I am a voter. Thus far, I see a struggle for power and little to convince me that you wish to serve me and my country.

You are counting on my vote. You are counting on the fact that I am fed up with the state of the economy and the every day hell I am going through as a Zimbabwean member of the electorate. Well you must think again. I am fed up by more than that. I am also fed up with the basket case that Africa has become as its leaders continue to take its people for granted. I am fed up about the stories coming from Chad, Kenya and before that Sierra Leone, Liberia, Rwanda, Mozambique, Angola, Nigeria and just about every where in Africa. I am fed up with the raping of the African people by a power hungry elite.

I have seen what the Zambians did when they were tired of Kaunda, only to bring in a person who exacerbated their suffering, selling off the country to investors who enjoyed a business boom but left the people behind. I do not want to be left behind after 29 March.
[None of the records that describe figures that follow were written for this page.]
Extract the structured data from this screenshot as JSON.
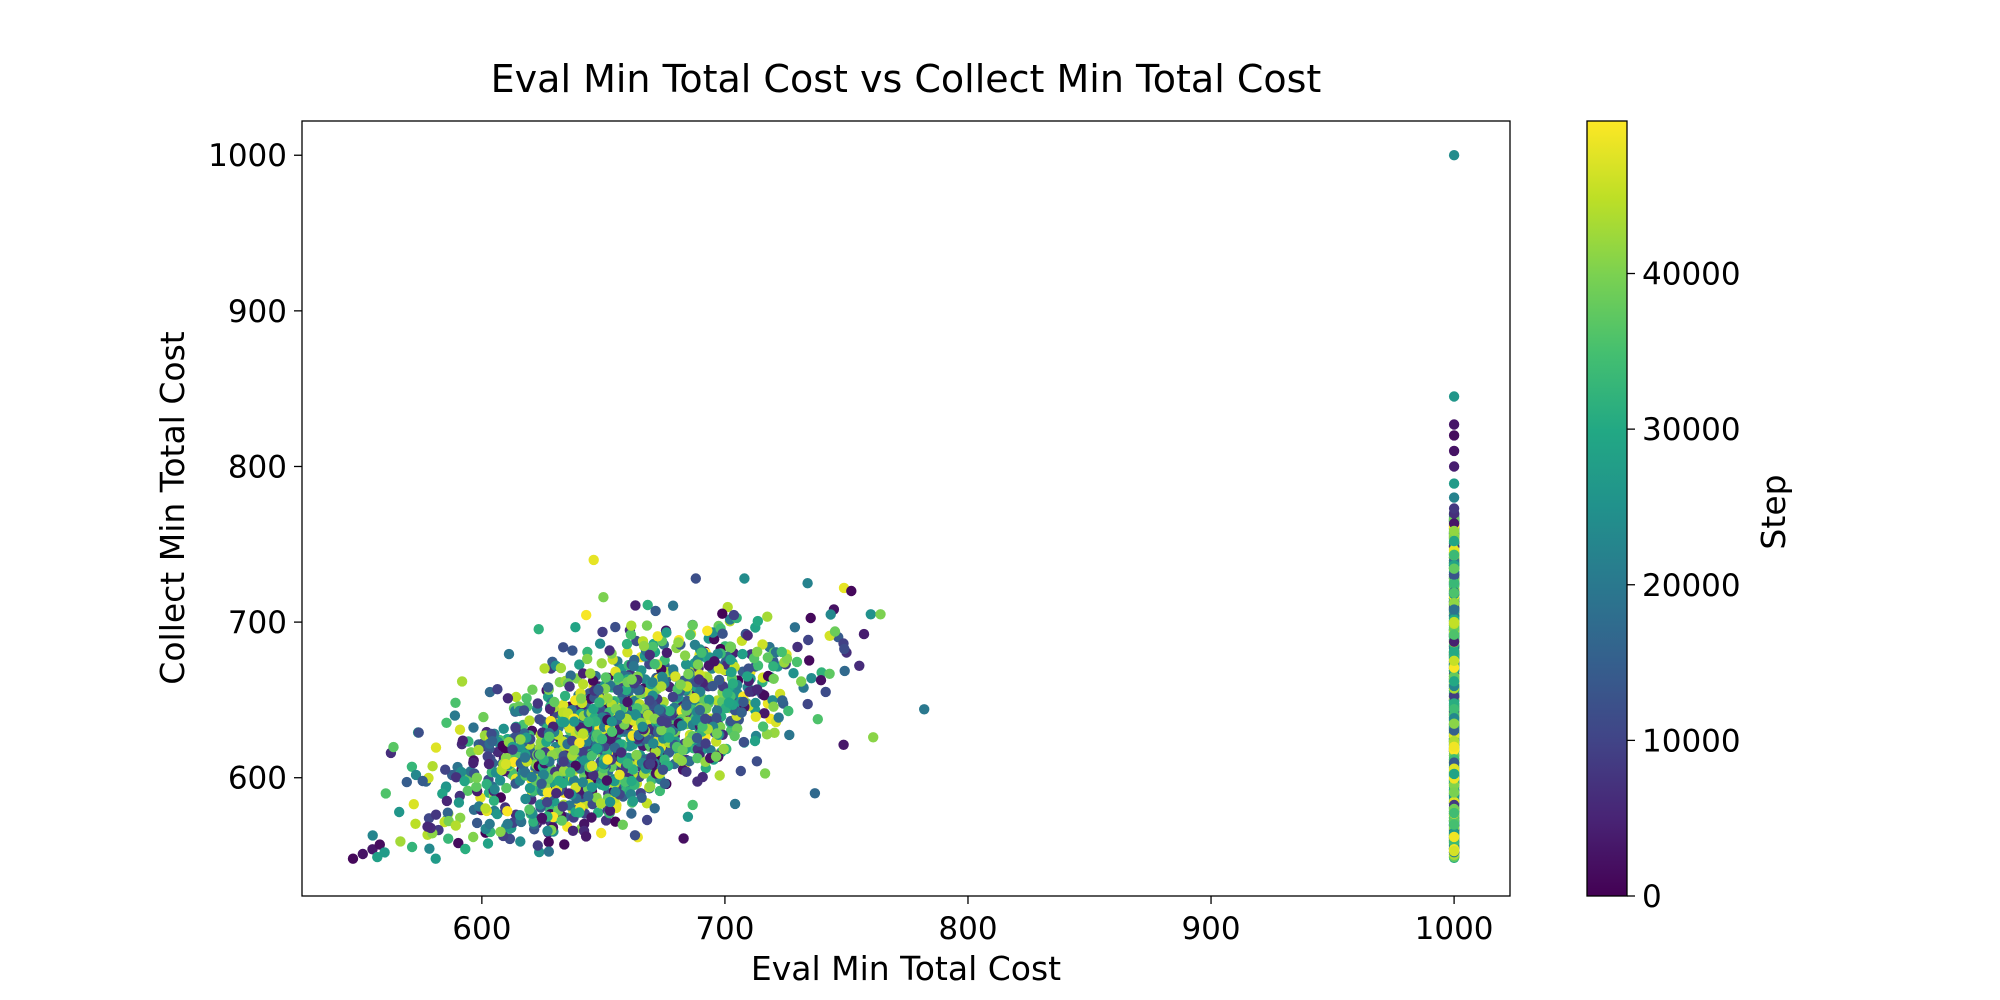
{
  "chart_data": {
    "type": "scatter",
    "title": "Eval Min Total Cost vs Collect Min Total Cost",
    "xlabel": "Eval Min Total Cost",
    "ylabel": "Collect Min Total Cost",
    "xlim": [
      526,
      1023
    ],
    "ylim": [
      524,
      1022
    ],
    "xticks": [
      600,
      700,
      800,
      900,
      1000
    ],
    "yticks": [
      600,
      700,
      800,
      900,
      1000
    ],
    "grid": false,
    "colorbar": {
      "label": "Step",
      "colormap": "viridis",
      "range": [
        0,
        49800
      ],
      "ticks": [
        0,
        10000,
        20000,
        30000,
        40000
      ]
    },
    "cluster": {
      "x_mean": 655,
      "x_sd": 36,
      "y_mean": 628,
      "y_sd": 34,
      "correlation": 0.62,
      "n_points": 1500,
      "step_range": [
        0,
        49800
      ]
    },
    "vertical_band": {
      "x": 1000,
      "y_min": 548,
      "y_max": 770,
      "n_points": 900,
      "step_range": [
        0,
        49800
      ]
    },
    "points": [
      {
        "x": 547,
        "y": 548,
        "step": 1000
      },
      {
        "x": 551,
        "y": 551,
        "step": 2500
      },
      {
        "x": 555,
        "y": 554,
        "step": 3000
      },
      {
        "x": 558,
        "y": 557,
        "step": 1500
      },
      {
        "x": 557,
        "y": 549,
        "step": 28000
      },
      {
        "x": 560,
        "y": 552,
        "step": 27000
      },
      {
        "x": 566,
        "y": 578,
        "step": 26000
      },
      {
        "x": 572,
        "y": 583,
        "step": 47000
      },
      {
        "x": 581,
        "y": 548,
        "step": 27000
      },
      {
        "x": 574,
        "y": 629,
        "step": 12000
      },
      {
        "x": 646,
        "y": 740,
        "step": 48000
      },
      {
        "x": 650,
        "y": 716,
        "step": 40000
      },
      {
        "x": 688,
        "y": 728,
        "step": 12000
      },
      {
        "x": 708,
        "y": 728,
        "step": 24000
      },
      {
        "x": 734,
        "y": 725,
        "step": 22000
      },
      {
        "x": 749,
        "y": 722,
        "step": 48000
      },
      {
        "x": 752,
        "y": 720,
        "step": 1000
      },
      {
        "x": 760,
        "y": 705,
        "step": 25000
      },
      {
        "x": 764,
        "y": 705,
        "step": 40000
      },
      {
        "x": 761,
        "y": 626,
        "step": 41000
      },
      {
        "x": 782,
        "y": 644,
        "step": 20000
      },
      {
        "x": 683,
        "y": 561,
        "step": 2000
      },
      {
        "x": 663,
        "y": 563,
        "step": 12000
      },
      {
        "x": 737,
        "y": 590,
        "step": 17000
      },
      {
        "x": 1000,
        "y": 1000,
        "step": 24000
      },
      {
        "x": 1000,
        "y": 845,
        "step": 26000
      },
      {
        "x": 1000,
        "y": 827,
        "step": 3000
      },
      {
        "x": 1000,
        "y": 820,
        "step": 1500
      },
      {
        "x": 1000,
        "y": 810,
        "step": 2500
      },
      {
        "x": 1000,
        "y": 800,
        "step": 4000
      },
      {
        "x": 1000,
        "y": 789,
        "step": 27000
      },
      {
        "x": 1000,
        "y": 780,
        "step": 22000
      },
      {
        "x": 1000,
        "y": 773,
        "step": 8000
      }
    ]
  }
}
I want to vote for men and women who are serious about creating a positive sustainable future for posterity and for the country, not for people who are looking for positions so that they too can get on the gravy train. Are you worthy of my vote? The reason for the breakdown in re-unification talks in the MDC was over who would take which seats! Fighting for power before they even have it! It is a disgrace and a betrayal to the cannon fodder they used in the name of democracy and Christianity. It is a betrayal to all the youth who braved tear gas, beatings and torture over the last seven years, the older men and women who endured similar situations and more; losing their children to the oppressor’s bullet in the fight for democracy.

While I would never give my vote to Zanu PF, I am challenging you, the opposition to convince me not to withhold it from them either. My vote is sacred and I am not prepared to hand it over to an opposition that is displaying the classic symptoms of the men and women who have driven millions of Africans to despair. My heart is pained but I cannot and will not aid and abet a crime against the Zimbabwean folk. Simba Makoni and Morgan Tsvangirai; you need to take heed and take stock of what I am saying. For my suffering and the suffering of our people to finally have meaning and a purpose, you must do the right thing and present one face of the opposition. A week is a long time in politics and it is, therefore, not too late to do the right thing. The country and the people come first.